Mimmo Savino - 30/11/2019, 11:30

Sezione di Bari
Gradito ritorno presso i locali della Sezione di Bari lo scorso 25 novembre: dopo circa 6 anni dalla sua ultima visita sezionale è tornato per trascorrere una serata con gli associati baresi Elenito Di Liberatore.
Passato dai più grandi palcoscenici sportivi al nuovo ruolo di Componente della Commissione Nazionale della Serie C, Di Liberatore non ha fatto mancare a tutti i presenti il suo calore e la sua passione per il mondo arbitrale. Platea delle grandi occasioni in Sezione, arricchita anche dal Presidente della Sezione di Molfetta e dagli associati pugliesi che militano in Serie C.
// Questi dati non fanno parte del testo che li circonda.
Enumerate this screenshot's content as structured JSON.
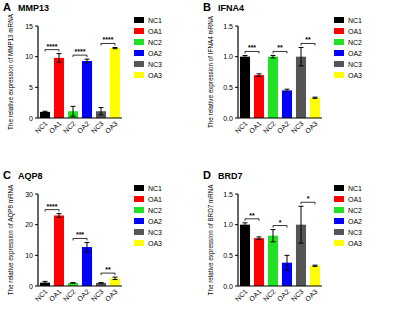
{
  "chart_data": [
    {
      "type": "bar",
      "panel": "A",
      "title": "MMP13",
      "y_label": "The relative expression of MMP13 mRNA",
      "categories": [
        "NC1",
        "OA1",
        "NC2",
        "OA2",
        "NC3",
        "OA3"
      ],
      "values": [
        1.0,
        9.8,
        1.1,
        9.3,
        1.1,
        11.4
      ],
      "errors": [
        0.1,
        0.7,
        0.8,
        0.3,
        0.6,
        0.1
      ],
      "colors": [
        "#000000",
        "#ff0000",
        "#22e022",
        "#0000ff",
        "#555555",
        "#ffff00"
      ],
      "ylim": [
        0,
        15
      ],
      "yticks": [
        0,
        5,
        10,
        15
      ],
      "legend": "right",
      "comparisons": [
        {
          "groups": [
            "NC1",
            "OA1"
          ],
          "label": "****"
        },
        {
          "groups": [
            "NC2",
            "OA2"
          ],
          "label": "****"
        },
        {
          "groups": [
            "NC3",
            "OA3"
          ],
          "label": "****"
        }
      ]
    },
    {
      "type": "bar",
      "panel": "B",
      "title": "IFNA4",
      "y_label": "The relative expression of IFNA4 mRNA",
      "categories": [
        "NC1",
        "OA1",
        "NC2",
        "OA2",
        "NC3",
        "OA3"
      ],
      "values": [
        1.0,
        0.7,
        1.0,
        0.45,
        1.0,
        0.33
      ],
      "errors": [
        0.02,
        0.02,
        0.02,
        0.02,
        0.15,
        0.01
      ],
      "colors": [
        "#000000",
        "#ff0000",
        "#22e022",
        "#0000ff",
        "#555555",
        "#ffff00"
      ],
      "ylim": [
        0,
        1.5
      ],
      "yticks": [
        {
          "value": 0,
          "label": "0.0"
        },
        {
          "value": 0.5,
          "label": "0.5"
        },
        {
          "value": 1,
          "label": "1.0"
        },
        {
          "value": 1.5,
          "label": "1.5"
        }
      ],
      "legend": "right",
      "comparisons": [
        {
          "groups": [
            "NC1",
            "OA1"
          ],
          "label": "***"
        },
        {
          "groups": [
            "NC2",
            "OA2"
          ],
          "label": "**"
        },
        {
          "groups": [
            "NC3",
            "OA3"
          ],
          "label": "**"
        }
      ]
    },
    {
      "type": "bar",
      "panel": "C",
      "title": "AQP8",
      "y_label": "The relative expression of AQP8 mRNA",
      "categories": [
        "NC1",
        "OA1",
        "NC2",
        "OA2",
        "NC3",
        "OA3"
      ],
      "values": [
        1.1,
        23.0,
        1.0,
        12.7,
        1.0,
        2.5
      ],
      "errors": [
        0.4,
        0.6,
        0.1,
        1.5,
        0.1,
        0.4
      ],
      "colors": [
        "#000000",
        "#ff0000",
        "#22e022",
        "#0000ff",
        "#555555",
        "#ffff00"
      ],
      "ylim": [
        0,
        30
      ],
      "yticks": [
        0,
        10,
        20,
        30
      ],
      "legend": "right",
      "comparisons": [
        {
          "groups": [
            "NC1",
            "OA1"
          ],
          "label": "****"
        },
        {
          "groups": [
            "NC2",
            "OA2"
          ],
          "label": "***"
        },
        {
          "groups": [
            "NC3",
            "OA3"
          ],
          "label": "**"
        }
      ]
    },
    {
      "type": "bar",
      "panel": "D",
      "title": "BRD7",
      "y_label": "The relative expression of BRD7 mRNA",
      "categories": [
        "NC1",
        "OA1",
        "NC2",
        "OA2",
        "NC3",
        "OA3"
      ],
      "values": [
        1.0,
        0.78,
        0.82,
        0.38,
        1.0,
        0.33
      ],
      "errors": [
        0.03,
        0.02,
        0.1,
        0.12,
        0.3,
        0.01
      ],
      "colors": [
        "#000000",
        "#ff0000",
        "#22e022",
        "#0000ff",
        "#555555",
        "#ffff00"
      ],
      "ylim": [
        0,
        1.5
      ],
      "yticks": [
        {
          "value": 0,
          "label": "0.0"
        },
        {
          "value": 0.5,
          "label": "0.5"
        },
        {
          "value": 1,
          "label": "1.0"
        },
        {
          "value": 1.5,
          "label": "1.5"
        }
      ],
      "legend": "right",
      "comparisons": [
        {
          "groups": [
            "NC1",
            "OA1"
          ],
          "label": "**"
        },
        {
          "groups": [
            "NC2",
            "OA2"
          ],
          "label": "*"
        },
        {
          "groups": [
            "NC3",
            "OA3"
          ],
          "label": "*"
        }
      ]
    }
  ]
}
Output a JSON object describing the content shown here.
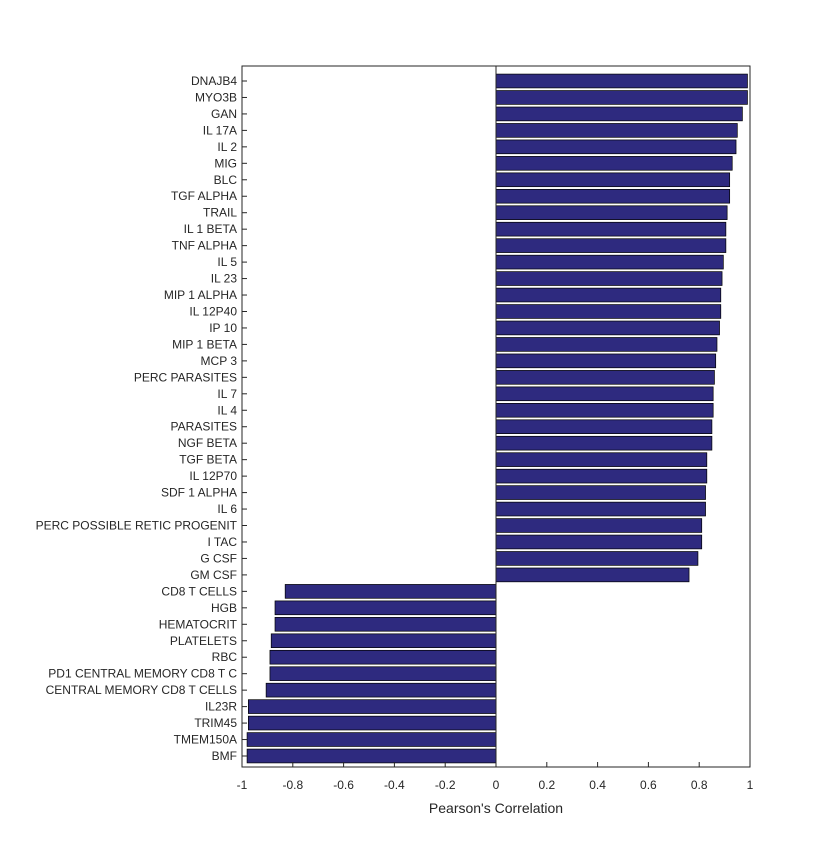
{
  "chart_data": {
    "type": "bar",
    "orientation": "horizontal",
    "xlabel": "Pearson's Correlation",
    "ylabel": "",
    "title": "",
    "xlim": [
      -1,
      1
    ],
    "xticks": [
      -1,
      -0.8,
      -0.6,
      -0.4,
      -0.2,
      0,
      0.2,
      0.4,
      0.6,
      0.8,
      1
    ],
    "xtick_labels": [
      "-1",
      "-0.8",
      "-0.6",
      "-0.4",
      "-0.2",
      "0",
      "0.2",
      "0.4",
      "0.6",
      "0.8",
      "1"
    ],
    "grid": false,
    "bar_color": "#2e2a7f",
    "categories": [
      "DNAJB4",
      "MYO3B",
      "GAN",
      "IL 17A",
      "IL 2",
      "MIG",
      "BLC",
      "TGF ALPHA",
      "TRAIL",
      "IL 1 BETA",
      "TNF ALPHA",
      "IL 5",
      "IL 23",
      "MIP 1 ALPHA",
      "IL 12P40",
      "IP 10",
      "MIP 1 BETA",
      "MCP 3",
      "PERC PARASITES",
      "IL 7",
      "IL 4",
      "PARASITES",
      "NGF BETA",
      "TGF BETA",
      "IL 12P70",
      "SDF 1 ALPHA",
      "IL 6",
      "PERC POSSIBLE RETIC PROGENIT",
      "I TAC",
      "G CSF",
      "GM CSF",
      "CD8  T CELLS",
      "HGB",
      "HEMATOCRIT",
      "PLATELETS",
      "RBC",
      "PD1  CENTRAL MEMORY CD8  T C",
      "CENTRAL MEMORY CD8  T CELLS",
      "IL23R",
      "TRIM45",
      "TMEM150A",
      "BMF"
    ],
    "values": [
      0.99,
      0.99,
      0.97,
      0.95,
      0.945,
      0.93,
      0.92,
      0.92,
      0.91,
      0.905,
      0.905,
      0.895,
      0.89,
      0.885,
      0.885,
      0.88,
      0.87,
      0.865,
      0.86,
      0.855,
      0.855,
      0.85,
      0.85,
      0.83,
      0.83,
      0.825,
      0.825,
      0.81,
      0.81,
      0.795,
      0.76,
      -0.83,
      -0.87,
      -0.87,
      -0.885,
      -0.89,
      -0.89,
      -0.905,
      -0.975,
      -0.975,
      -0.98,
      -0.98
    ]
  }
}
“E’ inutile dargli il benvenuto, perché per Elenito la Puglia è già la sua seconda casa. Un’amicizia che personalmente mi porto avanti da tantissimo tempo, la sua presenza oggi tra noi è soprattutto per ricordare il nostro grandissimo Antonello, ad un anno dalla sua scomparsa”, le parole del Presidente, Nicola Favia, subito dopo il video di presentazione di Elenito Di Liberatore, che raggruppava in pochi minuti la storia arbitrale dell’ospite.
“E’ un onore per me tornare qui a Bari, in un momento particolare, vale a dire nel primo anniversario della scomparsa di Antonello, di cui Nicola Favia mi ha parlato tanto e che nessuno di noi dimenticherà mai – le prime parole di Elenito - Vi ringrazio per il caloroso benvenuto e l’immagine più bella del video che mi avete ‘regalato’ è quella con mio figlio, perché le partite disputate restano per sempre come dei numeri, ma i sentimenti restano dentro, per sempre!”.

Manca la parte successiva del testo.